In a recent post I started with an overview of Git. Git is a version control management system which is widely used nowadays. It is easy to setup and makes way for collaboration in teams. In the process of developing a website or application with multiple developers, a good Git workflow is very important. Here we discuss the heart of this collaboration with the Git commands push and pull. Because the major CMS systems around (e.g., WordPress, Drupal, Joomla) work with databases to save your sites configuration it is also important to sync your database between the developers, and more importantly, between the local development environments and the staging and production environments. Here we go!
Git push en git pull
The last thing we discussed in the first part was merging your changes of your develop branch into the release branch. Remember: the develop branch is where you are working in locally, the release branch is meant to be in sync with the code on the staging server. Now let’s say that another team member starts working on the project. Clearly he needs the latest changes in his local environment. So the changes you made to the code should be integrated with his code. This is where the Git commands push and pull come into play. You have to push your changes to a remote repository (Bitbucket and Github offer these things) and give access to the other developer to pull your latest commits. In our projects we tend to use Bitbucket when the code should remain private. For opensource development Github is our place to go. Pushing your code to the remote repository (assumed you have that setup properly) is simple with this command:
git push origin develop
Your code will be uploaded to the remote branch (the origin) and is available for the other developer. He can pull this commit to his local environment using this command:
Now he can proceed developing the site or app. A normal workflow is to commit your changes to your local repository quite often and push your changes to the online repository when you have a chunk of code completed (and tested!) or it is the end of the day and someone else will proceed on the project the next day. When starting with the project you generally pull the latest changes.
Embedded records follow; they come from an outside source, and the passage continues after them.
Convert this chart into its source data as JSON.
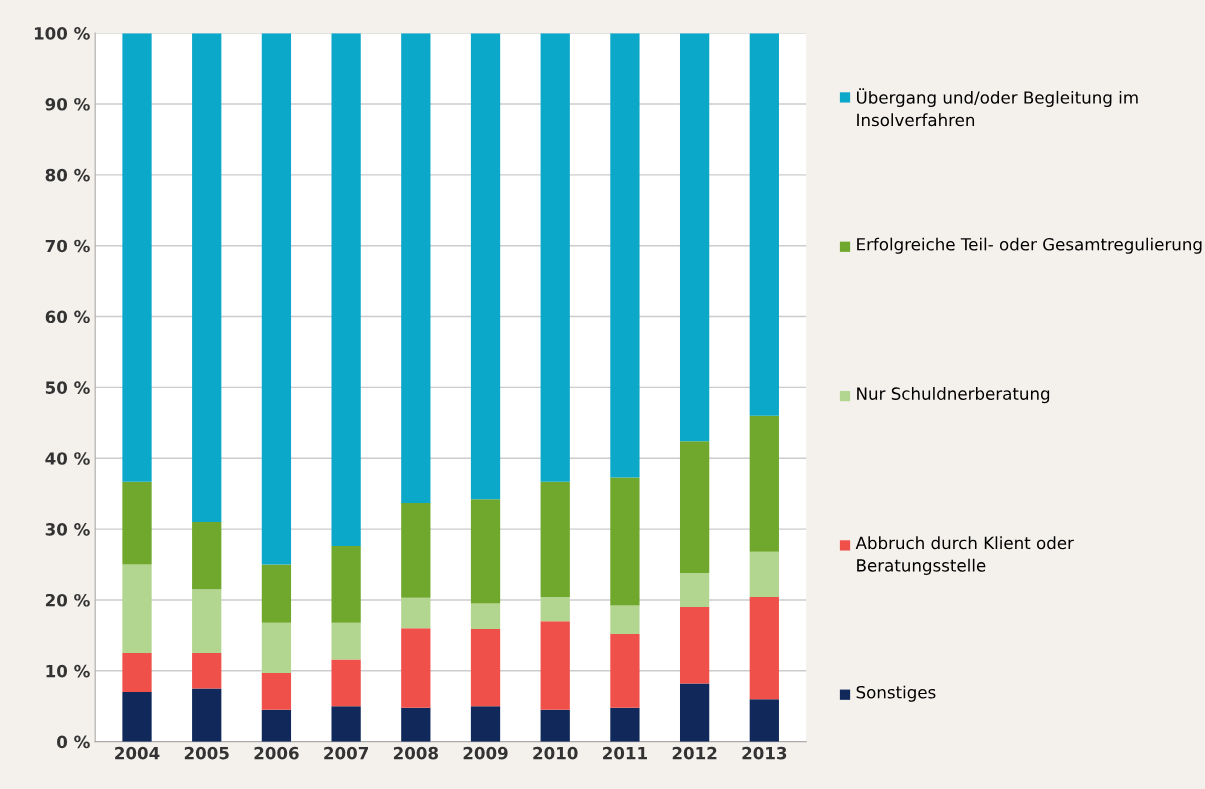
{
  "chart_data": {
    "type": "bar",
    "stacked": true,
    "categories": [
      "2004",
      "2005",
      "2006",
      "2007",
      "2008",
      "2009",
      "2010",
      "2011",
      "2012",
      "2013"
    ],
    "series": [
      {
        "name": "Sonstiges",
        "color": "#10295a",
        "values": [
          7,
          7.5,
          4.5,
          5,
          4.8,
          5,
          4.5,
          4.8,
          8.2,
          6
        ]
      },
      {
        "name": "Abbruch durch Klient oder Beratungsstelle",
        "color": "#f0504a",
        "values": [
          5.5,
          5,
          5.2,
          6.6,
          11.2,
          10.9,
          12.5,
          10.4,
          10.8,
          14.4
        ]
      },
      {
        "name": "Nur Schuldnerberatung",
        "color": "#b2d58f",
        "values": [
          12.5,
          9,
          7.1,
          5.2,
          4.3,
          3.6,
          3.4,
          4,
          4.8,
          6.4
        ]
      },
      {
        "name": "Erfolgreiche Teil- oder Gesamtregulierung",
        "color": "#6fa82c",
        "values": [
          11.7,
          9.5,
          8.2,
          10.8,
          13.4,
          14.7,
          16.3,
          18.1,
          18.6,
          19.2
        ]
      },
      {
        "name": "Übergang und/oder Begleitung im Insolverfahren",
        "color": "#0ba8c9",
        "values": [
          63.3,
          69,
          75,
          72.4,
          66.3,
          65.8,
          63.3,
          62.7,
          57.6,
          54
        ]
      }
    ],
    "ylim": [
      0,
      100
    ],
    "yticks": [
      {
        "value": 0,
        "label": "0 %"
      },
      {
        "value": 10,
        "label": "10 %"
      },
      {
        "value": 20,
        "label": "20 %"
      },
      {
        "value": 30,
        "label": "30 %"
      },
      {
        "value": 40,
        "label": "40 %"
      },
      {
        "value": 50,
        "label": "50 %"
      },
      {
        "value": 60,
        "label": "60 %"
      },
      {
        "value": 70,
        "label": "70 %"
      },
      {
        "value": 80,
        "label": "80 %"
      },
      {
        "value": 90,
        "label": "90 %"
      },
      {
        "value": 100,
        "label": "100 %"
      }
    ],
    "grid": "y",
    "legend": "right"
  }
}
So far so good, we have managed to change our code and keep our code in version control. We also have been busy sharing our code with other developers in the team by using a remote repository. But the code is only local, so our client is not able to see the latest changes or development of his site or application. One way to make the site available for the client (but not yet to the rest of the world) is by using a staging environment. Ideally this is a server that mimics the behaviour of the live server. We often just make subdomain of the live site: If the site will run on www.example.com, the staging environment will be on www.stage.example.com. Via the .htaccess file we can easily prevent other people to see the site before it is ready.
So in our workflow we have a branch to for development (and maybe some short-living branches that are created to implement specific features), a release branch and a master branch. We keep the code in the release branch in sync with the code on the staging server. So after we have thoroughly tested the new feature in the development branch, these changes are merged into the release branch. Then it is time to deploy these changes to the staging server. In principal it is best to do this automatically, i.e., at the moment of pushing the release branch to the remote, a script can be activated to upload these changes to the staging server. However, until now we haven’t done so. So we have to do this manually. Connect to the server using your favourite FTP client (FileZilla) and upload the code from the development directory (the release branch should be the active branch) to the FTP.
Your client is now able to see the latest features and if he is happy we assume that you get the green light to push these features to the live environment. This is typically not something you automate because if you push the master branch by accident the changes would be visible on the live environment. This deployment step is therefore performed manually.
Syncing your WordPress database
Up to this point we discussed collaboration in a project with respect to the code. These are the files you work on. However, when working with a CMS, the site’s configuration is often stored in the database. For example in WordPress, if you change the content of a page or you add a new image or you make some other changes in the settings, these are stored in specific tables of the WordPress database. If you have pushed all your changes and your co-developer pulls them into his local project, he only has the changed files! Not the changed database! Apart from the files, you should also migrate the database. Luckily there is a very good plugin for this developed by Delicious Brains: WP Migrate Pro. This plugin makes migrating your WordPress database very easy. To make this plugin work you need to install it on each local environment and in the staging and production environments.
Although this plugin does the job quite nicely, there are situations that give us some headaches. Assume that my teammate and I are working on the same site at the same moment. Changes in the files are no problem because we are using Git for version control and the worst thing that can happen is a few merge conflicts at the end of the day. But if we both change the database (by installing plugins, updating plugins, adding users etc.) how can we merge these changes? I have not found an answer to this issue, only a workaround: only one of us makes changes to the database and when necessary we sync our code and the database via the release branch and the staging environment.